“Handcuffs,” Pruitt groaned, still flat on his back several feet away. “Key’s in his pocket. Get these off me and on him.”
Libby knelt to go through the unconscious man’s pockets and spared Jude a quick, worried glance. “Did he shoot you?”
Jude lifted himself to his hands and knees, shook away the cobwebs in his mind and ran through a mental checklist. He hurt, but in a general, not-moving-for-a-week kind of way, the pain originating from nowhere specific. Even the nausea from the ball busting was starting to fade.
“Nah. I’m good.” He sat up on his knees and surveyed the scene as she unhooked the cuffs from her father’s wrists and snapped them around Burke’s like an old pro. Slivers of glass sparkled in puddles of water on the tile floor. “What the fuck did you hit him with?”
“A vase.”
Pruitt stared at her in horror. “A what?”
Jude laughed, and pain spiked through his ribs. A vase. After all that, a fucking vase ended it. It was almost too funny—but then it wasn’t, because something colorful lay limp under Burke’s head, a splash of pink that didn’t belong.
Holding his breath, he reached out and extracted a flower from under Burke’s cheek.
Chapter Twenty-Four
“You kept it.”
“What?” Libby stopped worrying over her father and followed Jude’s gaze to the limp flower he held between his fingers. “Oh. So now you notice.”
“You even put it in a vase,” Jude said in amazement. He lifted his head and stared at her. “You kept it.”
That expression. God, she wished she had a camera because the mix of surprise and excitement on his face was picture worthy.
“I couldn’t throw it away,” she admitted and let her heart go all soft and melty at his smile, which started as a slow upward tilt of his lips and blossomed into a grin as beautiful as the flower had once been.
“You couldn’t throw it away,” he said as if savoring each word, then gave a whoop. Ignoring the glass on the floor, he leaped to his feet, closed the distance between them, and scooped her up into his arms. The kiss was soft but persistent, and she wound her arms around his neck, held on to him with everything she had as outside, police sirens screamed to a stop in front of the house.
Over. It was finally over. Which was a good thing, she told herself. No more stalker, no more threats, no more hiding.
So why had a lump lodged hard and hot halfway up her throat? And why were her eyes stinging?
Across the room, her father cleared his throat, and Jude abruptly set her back on her feet. His entire body hardened under her hands, his muscles going steely, jaw tightening, suppressed hostility humming through every vein and tendon. She glanced back and forth between the two of them. What had Kenneth meant when he spoke of the bad blood?
She opened her mouth to ask, but her father took hold of her elbow and pulled her away from Jude. “It’s time for us to go home.”
Yes, she supposed it was, but she didn’t want to. The realization hit her full force in that moment as she watched Jude all but steam with rage, his hands opening and closing into fists at his sides. That’s why she wanted to cry. No more hiding equaled no more Jude, and she wasn’t ready to say good-bye again. Not yet. Not when he was finally starting to show his true colors after all these years.
As gently as she could, she extracted herself from her father’s grasp and turned to give him a kiss on the cheek. “Dad, you know I love you, and I will do most anything for you, but I’m not going home yet.” She felt Jude’s surprise at her back as keenly as she saw the ripple of shock over her father’s face. To drive the point home, she backed up until Jude’s arms encircle her. “I have ten days of vacation time left, and I’m entitled to take them.”

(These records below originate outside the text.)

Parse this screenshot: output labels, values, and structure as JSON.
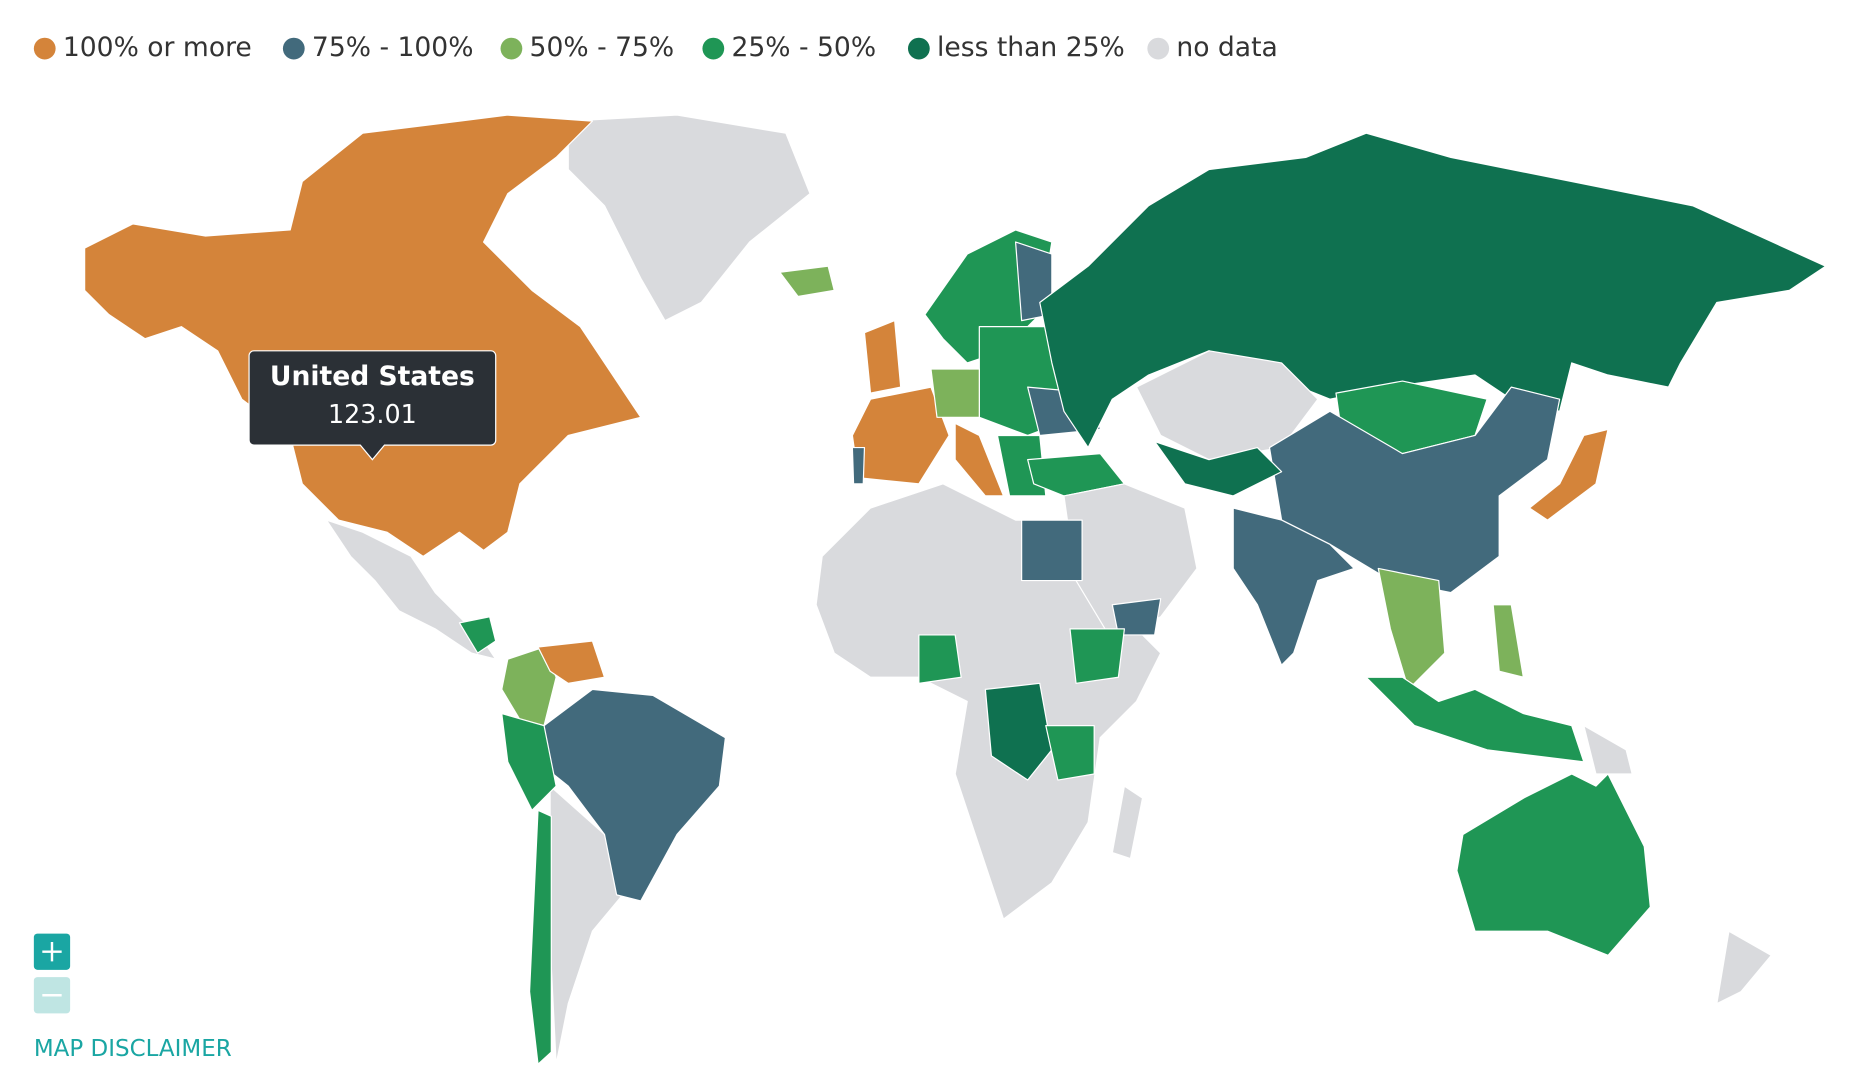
{
  "legend": [
    {
      "label": "100% or more",
      "color": "#d4843a"
    },
    {
      "label": "75% - 100%",
      "color": "#426a7c"
    },
    {
      "label": "50% - 75%",
      "color": "#7db25b"
    },
    {
      "label": "25% - 50%",
      "color": "#1f9655"
    },
    {
      "label": "less than 25%",
      "color": "#0f7150"
    },
    {
      "label": "no data",
      "color": "#d9dadd"
    }
  ],
  "tooltip": {
    "title": "United States",
    "value": 123.01
  },
  "disclaimer": "MAP DISCLAIMER"
}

“Here?” her father demanded.
“Maybe. I like it here. I like the company.”
Jude didn’t make a sound, but with her back pressed against his chest, she felt him exhale with something a lot like relief. Her father, on the other hand, looked like he was going to blow his top. His teeth clenched so hard she heard the grind of them from across the room.
“Sweet pea,” he said in the same let’s-be-reasonable tone he’d used on her when she was a teenager. “That’s not a good decision.”
“I’m an adult,” she reminded him. “I think it’s time I start making my own decisions, good or bad.” Then she gentled her voice. “Go home to Mom. I’m sure she’s worried sick about you. Tell her I’m fine and I’ll be home in a couple weeks.”
A long, stubborn moment passed.
“All right. We’ll have a talk when you get home.” With that, her father spun on his heel and marched out to meet the cops, barking orders at them as if they were his men.
“Holy shit,” Jude muttered. “He actually listened to you.”
“I didn’t give him a choice.” She turned in his arms to smile up at him. “Like I said, I’m an adult. It’s past time he realizes that. I’ve indulged his need to hang on to his little girl long enough.”